Me: You start out with the C and I that you have produced in your stock of assets, hold this C and I until you find someone who'll exchange for them with the M they have in their stock of assets. Now they are holding C and I and you are holding M. So here income isn't a flow, it's just a trade, an instantaneous swap of assets held in a portfolio.
How much of economics is taken up by definitional debates and confusion? You'd think there would be a universal set of definitions for economic terms somewhere so these issues don't pop up. When I read William Hutt's books I'm always pleased because he uses his first chapter to explicitly define every term he'll be using.and once more *phew*:
N: "Will those trades all take place in an instant, with some buying and some selling a stock of antiques? Or will those trades happen slowly over time, as people buy or sell a flow of antiques, and slowly get back to their long run desired stocks? That depends. If antiques are a small part of your wealth, and the market is frictionless with all antiques identical and so zero search costs (obviously not, for antiques). Each person would instantly buy or sell a stock of antiques to get back to his personal desired stock. Otherwise, there will be a flow of trades. If antiques are a large fraction of your wealth, you may only buy and sell slowly, in a flow."

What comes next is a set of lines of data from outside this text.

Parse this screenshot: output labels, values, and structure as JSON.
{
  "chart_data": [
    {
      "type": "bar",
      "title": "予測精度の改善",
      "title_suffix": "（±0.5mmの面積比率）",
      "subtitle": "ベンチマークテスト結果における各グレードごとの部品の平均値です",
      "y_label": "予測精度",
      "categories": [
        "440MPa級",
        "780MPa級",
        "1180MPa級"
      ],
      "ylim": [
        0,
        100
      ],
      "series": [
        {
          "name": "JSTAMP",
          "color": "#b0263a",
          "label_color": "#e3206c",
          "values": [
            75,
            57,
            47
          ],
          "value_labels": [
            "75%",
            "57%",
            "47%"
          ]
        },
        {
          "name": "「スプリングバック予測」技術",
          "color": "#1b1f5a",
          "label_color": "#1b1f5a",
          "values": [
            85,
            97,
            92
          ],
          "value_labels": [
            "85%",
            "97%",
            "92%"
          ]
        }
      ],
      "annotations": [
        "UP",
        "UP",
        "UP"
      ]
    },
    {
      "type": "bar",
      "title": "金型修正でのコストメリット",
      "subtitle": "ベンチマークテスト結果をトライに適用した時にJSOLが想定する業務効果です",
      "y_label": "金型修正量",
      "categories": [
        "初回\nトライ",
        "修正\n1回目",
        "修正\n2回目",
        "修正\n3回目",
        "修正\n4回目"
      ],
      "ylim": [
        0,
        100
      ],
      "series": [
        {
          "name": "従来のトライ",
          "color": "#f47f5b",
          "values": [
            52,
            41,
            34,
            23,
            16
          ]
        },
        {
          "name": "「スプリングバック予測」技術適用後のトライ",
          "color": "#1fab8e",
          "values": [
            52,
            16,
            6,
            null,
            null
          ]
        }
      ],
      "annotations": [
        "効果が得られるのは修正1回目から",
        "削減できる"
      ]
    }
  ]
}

me: Ok, thinking in a world with stocks, (an infinite series of balance sheets), trades still happen in an instant, even if you introduce search costs. You hold the antique on your balance sheet until you don't. The antique is in your hand up until the moment it enters the hand of the buyer.
Introducing frictions means that someone can have the intention of selling that antique and will need to incur costs to search out someone to trade. But it doesn't mean the process must be a conceptualized as a flow. Rather, the intention of selling an antique just moves the antique to a different part of an individual's balance sheet. It continues to lie in the asset column of their balance sheet, but is moved from long-term assets to current or liquid assets. Introducing search costs means that instead of an interval of two balance sheets before a swap occurring, the interval is some number larger than two.My rough final thoughts are that thinking in terms of stocks, not flows, introduces a number of important categories that flow-based economics ignores because it is focused on flows. The most important of these is a stock of non-durable consumption goods. In flow-based economics, it's always been odd to me that factories produce, and we instantaneously use up, consumption goods.
A stock based world also is terribly confusing way to go about things, because the word savings in a flow-based world is attached to a different category than that which it is attached to in a stock based world, much like how in the Great Debt debate the word "our children" can be attached to either a period of time or a cohort.